I would like to see the types of Solar Power installations and its accessibility throughout California, as renewable energy is becoming more and more prevalent. By visualizing this data, I aim to find trends and patterns in solar power installations that would help future infrastructure planning, solar energy and/or renewable energy policies, and strategies for increasing renewable energy usage as well.
The data sets I will be using are from the California Open Data Portal:
%matplotlib inline
import os
os.environ["PROJ_LIB"] = r'/opt/conda/pkgs/proj4-5.2.0-he1b5a44_1006/share/proj/'
import numpy as np
import mpl_toolkits
import pandas as pd
import geopandas as gpd
from geopandas import GeoSeries, GeoDataFrame
import matplotlib.pyplot as plt
import matplotlib.patches as patches
import json
import folium
import mplleaflet
%matplotlib inline
#initial data to process
ca_counties = gpd.read_file('counties/California_Counties.shp') #use geopandas to read shapefile
print(ca_counties.head(5)) #extract and print the first five entries
solar_footprints = pd.read_csv('Solar_Footprints_V2_5065925295652909767.csv') #tracks california solar power usage + dev
#map install types to numbers to make analysis and plotting easier
install_type_numeric = {
'Rooftop': 1,
'Parking': 2,
'Ground': 3,
'None' : 4
}
solar_footprints['Install Type Numeric'] = solar_footprints['Install Type'].map(install_type_numeric)

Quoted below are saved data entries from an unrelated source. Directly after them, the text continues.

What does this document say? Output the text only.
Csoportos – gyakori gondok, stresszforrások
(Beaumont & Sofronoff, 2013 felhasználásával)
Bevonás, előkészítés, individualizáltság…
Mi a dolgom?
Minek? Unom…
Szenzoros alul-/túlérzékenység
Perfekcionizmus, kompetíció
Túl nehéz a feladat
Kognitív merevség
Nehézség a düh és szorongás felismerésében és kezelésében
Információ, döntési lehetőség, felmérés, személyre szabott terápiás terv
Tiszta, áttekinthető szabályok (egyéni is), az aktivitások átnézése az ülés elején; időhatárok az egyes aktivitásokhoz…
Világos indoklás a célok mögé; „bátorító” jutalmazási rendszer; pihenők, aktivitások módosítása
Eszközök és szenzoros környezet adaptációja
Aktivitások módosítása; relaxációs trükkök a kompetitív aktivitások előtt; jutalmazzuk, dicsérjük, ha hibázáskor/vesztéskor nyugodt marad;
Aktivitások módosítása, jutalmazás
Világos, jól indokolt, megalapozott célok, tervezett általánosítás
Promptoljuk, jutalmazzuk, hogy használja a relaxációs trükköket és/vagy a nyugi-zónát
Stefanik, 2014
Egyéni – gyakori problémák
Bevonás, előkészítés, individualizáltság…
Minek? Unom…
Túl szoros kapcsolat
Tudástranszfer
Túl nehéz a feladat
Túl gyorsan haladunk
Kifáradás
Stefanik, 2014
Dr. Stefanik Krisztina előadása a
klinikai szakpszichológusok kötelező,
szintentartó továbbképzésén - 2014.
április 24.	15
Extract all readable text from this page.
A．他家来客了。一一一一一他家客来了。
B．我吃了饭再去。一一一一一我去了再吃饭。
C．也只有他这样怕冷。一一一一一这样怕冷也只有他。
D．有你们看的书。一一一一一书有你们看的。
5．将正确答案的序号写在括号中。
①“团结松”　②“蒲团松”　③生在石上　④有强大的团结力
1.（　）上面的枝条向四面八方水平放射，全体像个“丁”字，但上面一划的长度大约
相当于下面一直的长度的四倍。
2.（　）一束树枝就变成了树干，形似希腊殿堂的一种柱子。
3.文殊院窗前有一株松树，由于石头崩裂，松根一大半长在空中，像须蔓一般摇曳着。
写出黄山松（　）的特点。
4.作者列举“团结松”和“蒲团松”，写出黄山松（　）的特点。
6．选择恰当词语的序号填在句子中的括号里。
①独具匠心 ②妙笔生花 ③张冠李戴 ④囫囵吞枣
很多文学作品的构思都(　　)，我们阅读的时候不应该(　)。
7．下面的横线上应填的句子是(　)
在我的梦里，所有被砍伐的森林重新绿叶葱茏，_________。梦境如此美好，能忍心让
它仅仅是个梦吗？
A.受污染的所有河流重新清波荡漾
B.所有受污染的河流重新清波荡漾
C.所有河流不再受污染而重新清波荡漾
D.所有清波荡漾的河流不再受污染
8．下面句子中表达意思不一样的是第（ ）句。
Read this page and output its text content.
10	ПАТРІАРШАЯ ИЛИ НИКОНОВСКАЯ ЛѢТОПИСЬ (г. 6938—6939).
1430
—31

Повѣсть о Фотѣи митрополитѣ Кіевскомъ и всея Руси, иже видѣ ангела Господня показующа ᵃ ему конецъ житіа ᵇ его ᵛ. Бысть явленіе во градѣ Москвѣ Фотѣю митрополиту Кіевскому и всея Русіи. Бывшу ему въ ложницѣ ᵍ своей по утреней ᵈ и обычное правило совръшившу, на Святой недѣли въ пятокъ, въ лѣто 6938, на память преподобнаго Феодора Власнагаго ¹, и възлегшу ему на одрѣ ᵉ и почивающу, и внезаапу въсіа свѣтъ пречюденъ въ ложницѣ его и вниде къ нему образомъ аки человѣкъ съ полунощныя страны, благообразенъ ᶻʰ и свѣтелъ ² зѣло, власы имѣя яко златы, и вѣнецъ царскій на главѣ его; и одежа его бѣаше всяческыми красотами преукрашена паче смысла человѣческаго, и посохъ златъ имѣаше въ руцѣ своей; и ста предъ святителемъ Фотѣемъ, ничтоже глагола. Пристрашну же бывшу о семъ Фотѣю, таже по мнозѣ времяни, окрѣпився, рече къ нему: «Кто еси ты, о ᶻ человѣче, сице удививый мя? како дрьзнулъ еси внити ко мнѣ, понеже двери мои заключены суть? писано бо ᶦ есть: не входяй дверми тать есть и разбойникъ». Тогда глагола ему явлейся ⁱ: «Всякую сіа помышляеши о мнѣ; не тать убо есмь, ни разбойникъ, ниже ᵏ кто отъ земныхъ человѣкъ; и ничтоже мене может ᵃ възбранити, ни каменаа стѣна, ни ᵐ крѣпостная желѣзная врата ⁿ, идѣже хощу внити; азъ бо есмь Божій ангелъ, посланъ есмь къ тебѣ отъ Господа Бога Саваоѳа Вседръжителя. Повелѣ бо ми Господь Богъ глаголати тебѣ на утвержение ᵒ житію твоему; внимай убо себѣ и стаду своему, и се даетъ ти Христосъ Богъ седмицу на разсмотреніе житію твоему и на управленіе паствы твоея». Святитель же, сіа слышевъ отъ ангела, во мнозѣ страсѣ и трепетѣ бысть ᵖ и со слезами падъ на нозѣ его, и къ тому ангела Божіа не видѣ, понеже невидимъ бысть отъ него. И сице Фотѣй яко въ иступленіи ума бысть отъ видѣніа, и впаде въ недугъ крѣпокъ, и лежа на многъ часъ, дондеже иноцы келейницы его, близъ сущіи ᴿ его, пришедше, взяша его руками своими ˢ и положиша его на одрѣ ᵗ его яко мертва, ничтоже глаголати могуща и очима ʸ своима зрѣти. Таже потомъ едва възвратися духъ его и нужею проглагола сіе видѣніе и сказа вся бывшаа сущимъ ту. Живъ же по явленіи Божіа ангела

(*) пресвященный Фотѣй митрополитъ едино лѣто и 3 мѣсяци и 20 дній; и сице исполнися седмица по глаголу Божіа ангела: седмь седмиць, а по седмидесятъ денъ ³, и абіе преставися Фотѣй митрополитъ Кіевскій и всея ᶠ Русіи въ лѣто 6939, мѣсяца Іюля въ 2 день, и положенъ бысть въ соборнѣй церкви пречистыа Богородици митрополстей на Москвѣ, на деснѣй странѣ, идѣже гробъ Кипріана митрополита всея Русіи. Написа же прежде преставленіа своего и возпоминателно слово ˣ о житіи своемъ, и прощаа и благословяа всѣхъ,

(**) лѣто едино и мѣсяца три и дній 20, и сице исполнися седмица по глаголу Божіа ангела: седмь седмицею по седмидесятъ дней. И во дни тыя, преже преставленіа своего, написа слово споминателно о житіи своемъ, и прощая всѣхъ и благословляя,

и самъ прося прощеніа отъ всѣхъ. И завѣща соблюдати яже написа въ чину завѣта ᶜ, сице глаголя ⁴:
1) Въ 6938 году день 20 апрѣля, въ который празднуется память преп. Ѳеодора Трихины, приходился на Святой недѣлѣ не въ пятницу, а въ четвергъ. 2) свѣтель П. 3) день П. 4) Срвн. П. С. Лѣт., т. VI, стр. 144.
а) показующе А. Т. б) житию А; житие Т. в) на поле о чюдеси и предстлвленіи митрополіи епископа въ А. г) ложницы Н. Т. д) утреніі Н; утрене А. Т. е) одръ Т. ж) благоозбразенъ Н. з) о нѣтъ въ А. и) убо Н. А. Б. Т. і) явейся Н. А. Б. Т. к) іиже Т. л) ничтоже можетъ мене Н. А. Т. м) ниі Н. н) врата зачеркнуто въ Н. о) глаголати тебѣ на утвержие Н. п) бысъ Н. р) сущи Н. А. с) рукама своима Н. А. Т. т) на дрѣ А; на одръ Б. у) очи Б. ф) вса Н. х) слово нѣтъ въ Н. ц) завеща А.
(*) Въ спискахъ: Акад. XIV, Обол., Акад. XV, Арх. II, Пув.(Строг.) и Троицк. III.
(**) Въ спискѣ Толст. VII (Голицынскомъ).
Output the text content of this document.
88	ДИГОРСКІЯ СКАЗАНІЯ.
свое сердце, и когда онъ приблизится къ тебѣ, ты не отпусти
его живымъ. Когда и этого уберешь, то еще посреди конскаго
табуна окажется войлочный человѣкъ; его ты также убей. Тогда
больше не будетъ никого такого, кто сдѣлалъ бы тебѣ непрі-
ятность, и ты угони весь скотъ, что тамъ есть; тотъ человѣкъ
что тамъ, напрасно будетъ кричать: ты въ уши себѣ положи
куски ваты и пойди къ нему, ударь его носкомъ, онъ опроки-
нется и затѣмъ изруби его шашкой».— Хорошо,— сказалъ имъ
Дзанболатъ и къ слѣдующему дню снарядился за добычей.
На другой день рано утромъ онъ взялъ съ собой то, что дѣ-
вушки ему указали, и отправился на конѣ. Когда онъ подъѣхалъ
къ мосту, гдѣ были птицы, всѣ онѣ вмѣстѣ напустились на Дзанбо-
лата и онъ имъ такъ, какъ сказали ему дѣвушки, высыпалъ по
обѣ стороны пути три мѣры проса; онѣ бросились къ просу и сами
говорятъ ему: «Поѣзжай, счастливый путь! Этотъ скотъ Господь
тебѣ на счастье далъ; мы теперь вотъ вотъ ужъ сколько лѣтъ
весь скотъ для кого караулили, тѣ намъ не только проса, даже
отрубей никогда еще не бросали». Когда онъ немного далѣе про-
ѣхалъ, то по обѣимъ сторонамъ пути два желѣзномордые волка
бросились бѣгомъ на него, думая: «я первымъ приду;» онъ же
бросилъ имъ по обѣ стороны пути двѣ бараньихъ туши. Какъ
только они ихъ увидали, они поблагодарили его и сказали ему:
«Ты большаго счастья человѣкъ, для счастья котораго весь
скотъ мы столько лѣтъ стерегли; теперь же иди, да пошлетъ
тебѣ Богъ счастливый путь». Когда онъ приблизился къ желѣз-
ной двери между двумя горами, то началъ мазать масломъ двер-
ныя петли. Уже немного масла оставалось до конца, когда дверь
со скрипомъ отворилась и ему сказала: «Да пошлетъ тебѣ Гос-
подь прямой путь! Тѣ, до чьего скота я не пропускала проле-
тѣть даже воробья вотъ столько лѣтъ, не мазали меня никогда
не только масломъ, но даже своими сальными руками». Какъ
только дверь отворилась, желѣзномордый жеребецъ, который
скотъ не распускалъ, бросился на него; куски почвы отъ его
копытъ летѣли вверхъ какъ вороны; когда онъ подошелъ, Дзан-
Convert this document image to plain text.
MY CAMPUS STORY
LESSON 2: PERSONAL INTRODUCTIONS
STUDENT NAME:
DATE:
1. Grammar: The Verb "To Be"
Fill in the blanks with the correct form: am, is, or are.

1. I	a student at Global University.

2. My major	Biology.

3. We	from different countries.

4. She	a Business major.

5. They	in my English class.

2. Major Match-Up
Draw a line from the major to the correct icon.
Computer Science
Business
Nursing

#density of solar installations based on county in california
#isolate counties for solar footprints data
county_counts = solar_footprints['County'].value_counts().reset_index() #need to reset index according to value counts
county_counts.columns = ['County', 'Installation_Count']
count_data = ca_counties.merge(county_counts, left_on='NAME', right_on='County', how='left') #merge geo data with installation data
count_data['Installation_Count'] = count_data['Installation_Count'].fillna(0) #this is to makesure even the counties w/o data show up on the map
fig, ax = plt.subplots(1, 1, figsize=(15, 10))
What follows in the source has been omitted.